“I know very well what it’s like to feel that it’s all barriers, and there’s no way around the barriers and the walls, and you’re just stuck,” says Dr. Vanesa Mora Ringle, whose family left Chile and lived undocumented for several years in the United States. However, she overcame these early struggles to go on to earn her Ph.D. in clinical psychology, and become a U.S. citizen.
Dr. Mora Ringle came to the U.S. from Chile with her family when she was 10. They settled in Allentown where they found a supportive Latinx community. As she grew up, Dr. Mora Ringle was unsure of the educational options that would be available to her. While undocumented immigrants are given tax ID’s for taxation purposes, they do not possess a social security number, which is critical in attaining certain kinds of employment and education.
While attending William Allen High School she began taking Advanced Placement (AP) courses and decided to pursue a college degree. After debating over whether she should return to Chile for school, she made the decision to stay close to home and begin her academic journey at Lehigh Carbon Community College. Upon completing her associate degree she transferred to Temple University to complete her bachelor’s degree in the school’s honors psychology program. When thinking back on her experience at LCCC she notes, “It was no different than the education I received at Temple. The level of education and effort from professors to give you well rounded exposure to the material was impressive.”
At Temple she was introduced to research and began volunteering at research labs where she discovered her passion. After graduating, Mora Ringle, who by this time had become a U.S. citizen, took a post bachelor’s research position at New York University before being accepted into a doctoral program at the University of Miami, where she earned her Ph.D. in clinical psychology in August of 2020.

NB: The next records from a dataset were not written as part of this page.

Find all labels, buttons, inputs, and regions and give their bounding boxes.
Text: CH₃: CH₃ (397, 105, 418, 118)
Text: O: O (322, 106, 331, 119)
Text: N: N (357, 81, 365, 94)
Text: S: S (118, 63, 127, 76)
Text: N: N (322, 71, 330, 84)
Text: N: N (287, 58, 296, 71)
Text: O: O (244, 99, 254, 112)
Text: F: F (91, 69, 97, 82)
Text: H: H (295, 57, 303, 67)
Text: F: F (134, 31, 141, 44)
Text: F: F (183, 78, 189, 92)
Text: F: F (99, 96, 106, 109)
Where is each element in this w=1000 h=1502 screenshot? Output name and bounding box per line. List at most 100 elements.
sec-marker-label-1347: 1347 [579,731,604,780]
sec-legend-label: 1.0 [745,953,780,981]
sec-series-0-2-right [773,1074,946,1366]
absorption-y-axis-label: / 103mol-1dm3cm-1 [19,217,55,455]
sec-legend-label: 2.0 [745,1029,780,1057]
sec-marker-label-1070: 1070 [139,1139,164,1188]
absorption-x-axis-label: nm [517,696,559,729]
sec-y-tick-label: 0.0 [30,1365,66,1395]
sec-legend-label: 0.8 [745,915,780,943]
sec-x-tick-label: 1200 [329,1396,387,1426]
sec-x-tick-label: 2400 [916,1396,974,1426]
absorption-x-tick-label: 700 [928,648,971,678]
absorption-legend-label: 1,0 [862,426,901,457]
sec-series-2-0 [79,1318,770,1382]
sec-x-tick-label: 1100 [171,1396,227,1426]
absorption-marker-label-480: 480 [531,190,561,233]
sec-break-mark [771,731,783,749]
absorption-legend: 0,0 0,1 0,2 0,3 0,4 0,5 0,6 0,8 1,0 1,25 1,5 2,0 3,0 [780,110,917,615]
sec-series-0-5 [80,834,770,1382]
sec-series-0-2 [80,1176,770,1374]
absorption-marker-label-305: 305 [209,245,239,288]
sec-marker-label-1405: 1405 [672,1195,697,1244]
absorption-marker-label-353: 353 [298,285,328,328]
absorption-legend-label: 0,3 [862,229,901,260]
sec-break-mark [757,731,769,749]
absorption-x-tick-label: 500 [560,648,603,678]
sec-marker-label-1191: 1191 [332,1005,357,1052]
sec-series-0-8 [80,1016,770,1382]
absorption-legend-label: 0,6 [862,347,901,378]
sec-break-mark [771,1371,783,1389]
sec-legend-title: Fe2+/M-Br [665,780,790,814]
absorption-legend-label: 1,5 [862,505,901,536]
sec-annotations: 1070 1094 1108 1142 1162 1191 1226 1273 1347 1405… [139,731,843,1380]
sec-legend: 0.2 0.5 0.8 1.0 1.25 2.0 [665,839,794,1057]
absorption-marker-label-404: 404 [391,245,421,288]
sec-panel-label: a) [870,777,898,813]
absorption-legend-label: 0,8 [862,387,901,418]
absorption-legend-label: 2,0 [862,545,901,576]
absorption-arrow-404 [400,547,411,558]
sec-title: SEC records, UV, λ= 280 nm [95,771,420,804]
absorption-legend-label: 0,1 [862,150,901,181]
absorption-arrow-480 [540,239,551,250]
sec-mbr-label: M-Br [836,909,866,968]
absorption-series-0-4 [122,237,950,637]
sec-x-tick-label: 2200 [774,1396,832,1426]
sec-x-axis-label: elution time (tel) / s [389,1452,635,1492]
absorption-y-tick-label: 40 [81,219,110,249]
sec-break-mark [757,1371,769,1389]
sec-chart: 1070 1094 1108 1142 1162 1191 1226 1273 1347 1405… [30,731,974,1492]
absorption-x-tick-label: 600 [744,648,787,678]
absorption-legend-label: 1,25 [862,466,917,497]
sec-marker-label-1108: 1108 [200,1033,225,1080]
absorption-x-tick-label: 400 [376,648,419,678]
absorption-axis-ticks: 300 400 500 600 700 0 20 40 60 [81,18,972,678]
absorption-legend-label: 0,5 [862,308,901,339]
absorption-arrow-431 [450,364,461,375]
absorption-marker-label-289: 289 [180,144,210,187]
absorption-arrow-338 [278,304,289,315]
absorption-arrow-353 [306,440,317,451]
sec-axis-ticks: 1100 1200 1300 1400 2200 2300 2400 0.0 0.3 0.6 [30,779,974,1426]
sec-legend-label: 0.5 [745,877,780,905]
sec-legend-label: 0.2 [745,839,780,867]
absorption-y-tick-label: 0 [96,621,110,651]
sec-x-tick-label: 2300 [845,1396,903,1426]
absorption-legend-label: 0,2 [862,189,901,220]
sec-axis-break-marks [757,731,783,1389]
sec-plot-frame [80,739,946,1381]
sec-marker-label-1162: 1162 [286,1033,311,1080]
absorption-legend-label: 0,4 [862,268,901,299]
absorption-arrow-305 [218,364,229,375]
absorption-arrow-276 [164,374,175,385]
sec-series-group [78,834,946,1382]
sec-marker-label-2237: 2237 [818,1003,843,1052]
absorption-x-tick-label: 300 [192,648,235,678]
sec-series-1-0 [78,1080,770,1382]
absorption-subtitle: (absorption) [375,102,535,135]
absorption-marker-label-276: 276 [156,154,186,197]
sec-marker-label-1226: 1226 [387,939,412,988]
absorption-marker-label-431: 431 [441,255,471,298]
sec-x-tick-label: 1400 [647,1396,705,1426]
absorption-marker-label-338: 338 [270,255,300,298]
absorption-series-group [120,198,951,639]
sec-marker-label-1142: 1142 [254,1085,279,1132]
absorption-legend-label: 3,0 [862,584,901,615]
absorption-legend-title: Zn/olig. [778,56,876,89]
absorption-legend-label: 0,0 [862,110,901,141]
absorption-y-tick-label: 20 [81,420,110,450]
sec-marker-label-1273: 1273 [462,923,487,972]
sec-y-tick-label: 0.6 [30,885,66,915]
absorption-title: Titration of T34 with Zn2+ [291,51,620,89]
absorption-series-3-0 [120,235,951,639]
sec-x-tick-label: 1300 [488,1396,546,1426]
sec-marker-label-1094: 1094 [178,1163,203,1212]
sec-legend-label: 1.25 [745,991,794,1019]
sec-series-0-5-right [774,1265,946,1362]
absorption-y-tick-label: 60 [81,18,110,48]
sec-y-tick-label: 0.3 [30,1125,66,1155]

She is currently a postdoctoral fellow at the University of Pennsylvania School of Medicine, conducting research and working in partnership with the city of Philadelphia and community mental health agencies that serve Medicaid patients and underserved minority populations within the city. She conducts research on consumer, therapist and policy strategies with the goal to increase mental health services in the community, which often lacks these resources.

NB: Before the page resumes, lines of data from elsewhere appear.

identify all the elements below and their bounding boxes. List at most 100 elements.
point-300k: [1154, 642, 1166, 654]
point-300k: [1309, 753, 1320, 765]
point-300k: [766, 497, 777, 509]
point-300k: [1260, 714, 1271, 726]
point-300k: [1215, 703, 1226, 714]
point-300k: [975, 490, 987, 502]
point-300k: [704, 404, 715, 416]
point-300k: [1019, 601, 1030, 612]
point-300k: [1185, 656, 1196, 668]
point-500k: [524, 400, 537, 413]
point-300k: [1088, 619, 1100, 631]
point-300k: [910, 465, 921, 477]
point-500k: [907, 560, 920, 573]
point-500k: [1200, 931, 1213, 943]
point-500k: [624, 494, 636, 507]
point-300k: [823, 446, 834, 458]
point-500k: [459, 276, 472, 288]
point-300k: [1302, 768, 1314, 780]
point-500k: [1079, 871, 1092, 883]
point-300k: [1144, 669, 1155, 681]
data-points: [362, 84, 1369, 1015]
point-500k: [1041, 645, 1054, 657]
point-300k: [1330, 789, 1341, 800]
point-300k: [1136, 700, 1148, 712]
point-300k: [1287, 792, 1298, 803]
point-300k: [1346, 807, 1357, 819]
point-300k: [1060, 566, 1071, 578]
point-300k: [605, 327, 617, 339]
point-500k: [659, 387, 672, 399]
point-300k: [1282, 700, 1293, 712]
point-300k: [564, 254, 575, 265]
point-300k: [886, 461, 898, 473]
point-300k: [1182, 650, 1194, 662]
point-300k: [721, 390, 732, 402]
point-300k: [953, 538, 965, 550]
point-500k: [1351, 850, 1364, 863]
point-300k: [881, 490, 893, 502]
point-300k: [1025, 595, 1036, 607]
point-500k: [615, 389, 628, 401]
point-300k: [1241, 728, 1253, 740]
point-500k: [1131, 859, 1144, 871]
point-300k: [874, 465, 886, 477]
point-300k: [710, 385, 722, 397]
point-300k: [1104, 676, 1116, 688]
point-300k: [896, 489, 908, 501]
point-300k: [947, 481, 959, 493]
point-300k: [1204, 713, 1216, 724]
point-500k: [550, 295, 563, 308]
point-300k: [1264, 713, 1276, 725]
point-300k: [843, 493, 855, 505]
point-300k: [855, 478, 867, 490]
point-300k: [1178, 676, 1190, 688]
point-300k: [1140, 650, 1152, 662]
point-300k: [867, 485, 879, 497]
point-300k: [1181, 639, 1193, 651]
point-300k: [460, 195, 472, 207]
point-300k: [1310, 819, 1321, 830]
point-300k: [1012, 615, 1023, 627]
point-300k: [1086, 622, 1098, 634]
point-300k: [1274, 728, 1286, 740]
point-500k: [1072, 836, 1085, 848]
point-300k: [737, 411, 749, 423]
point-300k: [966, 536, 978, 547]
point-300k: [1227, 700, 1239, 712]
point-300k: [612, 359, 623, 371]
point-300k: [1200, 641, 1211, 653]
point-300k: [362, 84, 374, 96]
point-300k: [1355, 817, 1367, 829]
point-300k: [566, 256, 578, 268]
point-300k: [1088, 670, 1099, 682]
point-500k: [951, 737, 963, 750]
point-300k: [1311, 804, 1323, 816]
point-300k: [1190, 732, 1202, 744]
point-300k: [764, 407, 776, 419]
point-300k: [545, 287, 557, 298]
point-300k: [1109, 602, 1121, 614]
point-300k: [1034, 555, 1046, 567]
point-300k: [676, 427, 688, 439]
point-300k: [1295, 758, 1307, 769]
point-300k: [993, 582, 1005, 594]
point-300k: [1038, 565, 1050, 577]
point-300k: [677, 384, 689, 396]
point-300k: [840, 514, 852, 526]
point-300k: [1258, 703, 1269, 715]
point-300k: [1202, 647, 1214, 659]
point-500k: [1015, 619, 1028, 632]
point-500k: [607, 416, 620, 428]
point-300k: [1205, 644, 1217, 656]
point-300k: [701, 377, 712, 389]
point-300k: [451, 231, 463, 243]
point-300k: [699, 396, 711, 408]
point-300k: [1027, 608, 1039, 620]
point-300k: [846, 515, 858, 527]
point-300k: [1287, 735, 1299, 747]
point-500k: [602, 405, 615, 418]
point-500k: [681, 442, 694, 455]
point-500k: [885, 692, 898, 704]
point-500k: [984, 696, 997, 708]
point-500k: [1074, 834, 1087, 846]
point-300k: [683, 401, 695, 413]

“I work with various community agencies that work with the Philadelphia Department of Behavioral Health and Intellectual Disability Services. For example, currently I and another psychologist provide weekly, two-hour cognitive-behavioral therapy consultation to seven therapists from PanAmerican Mental Health Clinic.”

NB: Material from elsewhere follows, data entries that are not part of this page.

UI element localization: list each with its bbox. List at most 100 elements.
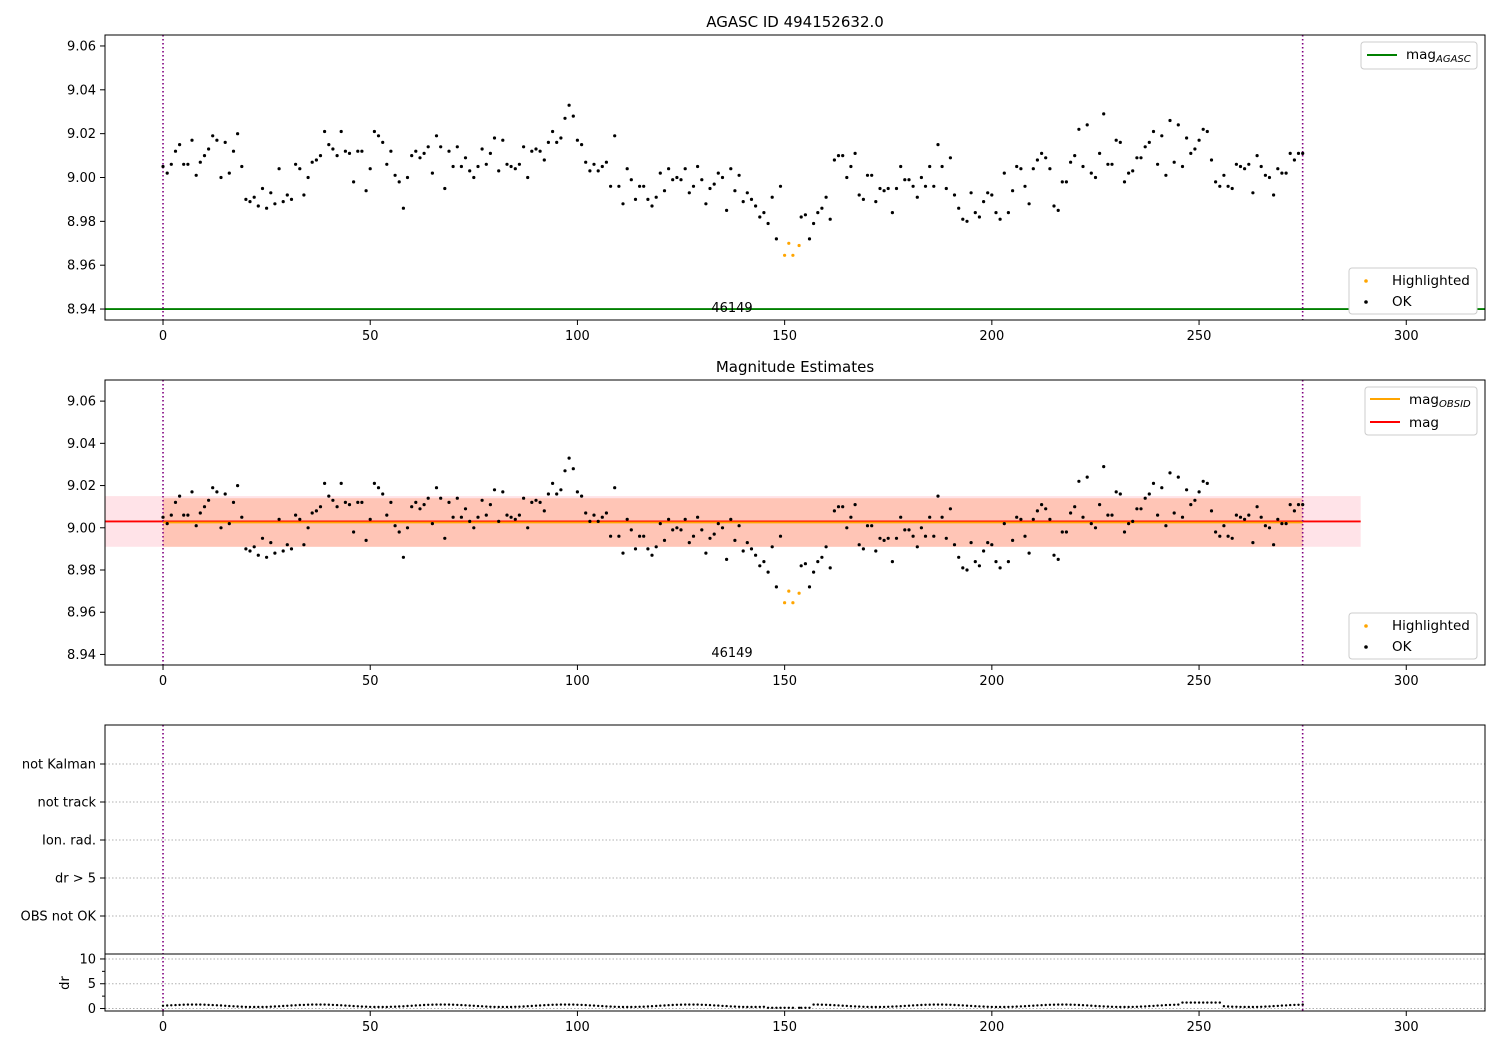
ok-point xyxy=(642,534,646,538)
ok-point xyxy=(451,164,455,169)
dr-point xyxy=(538,1004,542,1007)
dr-point xyxy=(373,1005,376,1009)
dr-point xyxy=(940,1003,944,1006)
ok-point xyxy=(1147,492,1151,496)
ok-point xyxy=(625,517,629,521)
ok-point xyxy=(633,547,638,551)
ok-point xyxy=(1122,180,1127,184)
ok-point xyxy=(1118,140,1122,144)
ok-point xyxy=(252,545,256,549)
dr-point xyxy=(945,1003,948,1006)
ok-point xyxy=(439,145,443,149)
dr-point xyxy=(820,1003,824,1006)
panel-agasc-y-axis: 8.94 8.96 8.98 9.00 9.02 9.04 9.06 xyxy=(67,39,105,318)
ok-point xyxy=(385,162,389,166)
dr-point xyxy=(1284,1004,1288,1007)
dr-point xyxy=(920,1003,923,1007)
ok-point xyxy=(472,175,476,180)
ok-point xyxy=(658,171,662,175)
ok-point xyxy=(559,136,563,140)
ok-point xyxy=(737,173,741,177)
dr-point xyxy=(1202,1001,1205,1004)
dr-point xyxy=(1164,1003,1168,1007)
ok-point xyxy=(1209,158,1214,162)
ok-point xyxy=(923,184,928,188)
x-tick-label: 300 xyxy=(1394,1020,1419,1035)
dr-point xyxy=(427,1003,430,1006)
ok-point xyxy=(1247,162,1251,166)
dr-tick-label: 5 xyxy=(88,977,96,992)
ok-point xyxy=(393,524,397,528)
dr-point xyxy=(464,1004,467,1007)
ok-point xyxy=(621,551,625,555)
ok-point xyxy=(1267,175,1272,180)
y-tick-label: 8.98 xyxy=(67,215,96,230)
dr-point xyxy=(1102,1005,1105,1008)
ok-point xyxy=(169,513,173,517)
dr-point xyxy=(882,1005,886,1009)
ok-point xyxy=(202,154,207,158)
ok-point xyxy=(1110,513,1114,517)
ok-point xyxy=(1073,154,1077,158)
ok-point xyxy=(368,517,372,521)
ok-point xyxy=(256,553,260,557)
ok-point xyxy=(758,564,762,568)
ok-point xyxy=(1251,541,1255,545)
ok-point xyxy=(1106,513,1110,517)
ok-point xyxy=(716,171,720,175)
ok-point xyxy=(609,534,613,538)
ok-point xyxy=(476,164,480,169)
ok-point xyxy=(1110,162,1114,166)
dr-point xyxy=(1131,1005,1134,1009)
ok-point xyxy=(911,184,915,188)
ok-point xyxy=(596,519,600,524)
ok-point xyxy=(169,162,173,166)
ok-point xyxy=(853,151,857,155)
dr-point xyxy=(232,1005,235,1008)
y-tick-label: 9.00 xyxy=(67,521,96,536)
ok-point xyxy=(1093,526,1098,530)
dr-point xyxy=(924,1003,927,1006)
ok-point xyxy=(749,197,754,201)
dr-point xyxy=(1011,1005,1014,1008)
dr-point xyxy=(211,1003,214,1007)
ok-point xyxy=(720,526,725,530)
ok-point xyxy=(617,184,621,188)
ok-point xyxy=(1222,173,1226,177)
ok-point xyxy=(1019,167,1023,171)
ok-point xyxy=(273,202,277,206)
ok-point xyxy=(501,490,505,494)
ok-point xyxy=(265,555,269,559)
ok-point xyxy=(878,186,882,191)
dr-point xyxy=(480,1005,484,1008)
dr-point xyxy=(418,1004,422,1007)
dr-point xyxy=(1173,1003,1176,1006)
dr-point xyxy=(1073,1003,1076,1006)
dr-point xyxy=(414,1004,417,1007)
ok-point xyxy=(638,184,642,188)
dr-point xyxy=(501,1005,504,1009)
ok-point xyxy=(936,143,940,147)
dr-point xyxy=(1119,1005,1122,1009)
ok-point xyxy=(774,237,779,241)
dr-point xyxy=(1260,1005,1263,1008)
ok-point xyxy=(617,534,621,538)
ok-point xyxy=(430,522,434,526)
ok-point xyxy=(704,202,708,206)
ok-point xyxy=(861,197,866,201)
ok-point xyxy=(327,494,331,498)
ok-point xyxy=(505,513,509,517)
dr-point xyxy=(916,1004,919,1007)
panel-mag-estimates-y-axis: 8.94 8.96 8.98 9.00 9.02 9.04 9.06 xyxy=(67,395,105,663)
ok-point xyxy=(671,528,675,532)
dr-point xyxy=(766,1006,770,1009)
ok-point xyxy=(331,147,335,151)
dr-point xyxy=(522,1005,525,1008)
ok-point xyxy=(762,211,766,215)
dr-point xyxy=(1057,1003,1060,1006)
panel-flags-plot xyxy=(105,725,1485,1011)
ok-point xyxy=(890,560,895,564)
ok-point xyxy=(1102,465,1106,469)
ok-point xyxy=(936,494,940,498)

Her interest in psychology began in high school while volunteering at a substance abuse recovery camp. Reflecting on that experience she says, “It seemed like meaningful work, and I realized that treatment can work for different people.”
But the road has not always been smooth. She knows the struggle many face. As an LCCC student, she worked full-time at a dry cleaner to help pay for schooling and scheduled classes wherever they fit into her busy work schedule. Her advice to those juggling work and school is to surround oneself with outside support. “It can’t just be all about schooling and the job,” she says. “I had other self-care outlets. I had my faith, my church, I had a community that was there for me, and that was key in getting me through that time.”
In addition to her clinical research and advocacy, she remains a mentor to those in the Latinx community, specifically immigrants and children of immigrants, who at times can be forced to lead one life at school and another at home. “I thought assimilation was the only way to get through academia and the system for a long time,” says Mora Ringle. Now, she ensures those in a similar situation will feel more empowered by conducting clinical work in Spanish. She also trains specialists to work in Spanish to better serve the Latinx community of which she is so proud. Of the Lehigh Valley, where her family still lives, she notes, “it’s encouraging to see how the Latinx community supports each other.”
Dr. Mora Ringle’s goal is two-fold, to provide care to underserved populations and to be an example of all that can be accomplished, regardless of background or barriers. She knows many students are in the same position she was in once, trying to move forward but unsure of the path available. Her message is one of perseverance, “Just keep going. You never know what door will open or what’s around the bend. It’s incredibly helpful to remain hopeful that something will work out. There are resources and ways of making it despite so many obstacles.”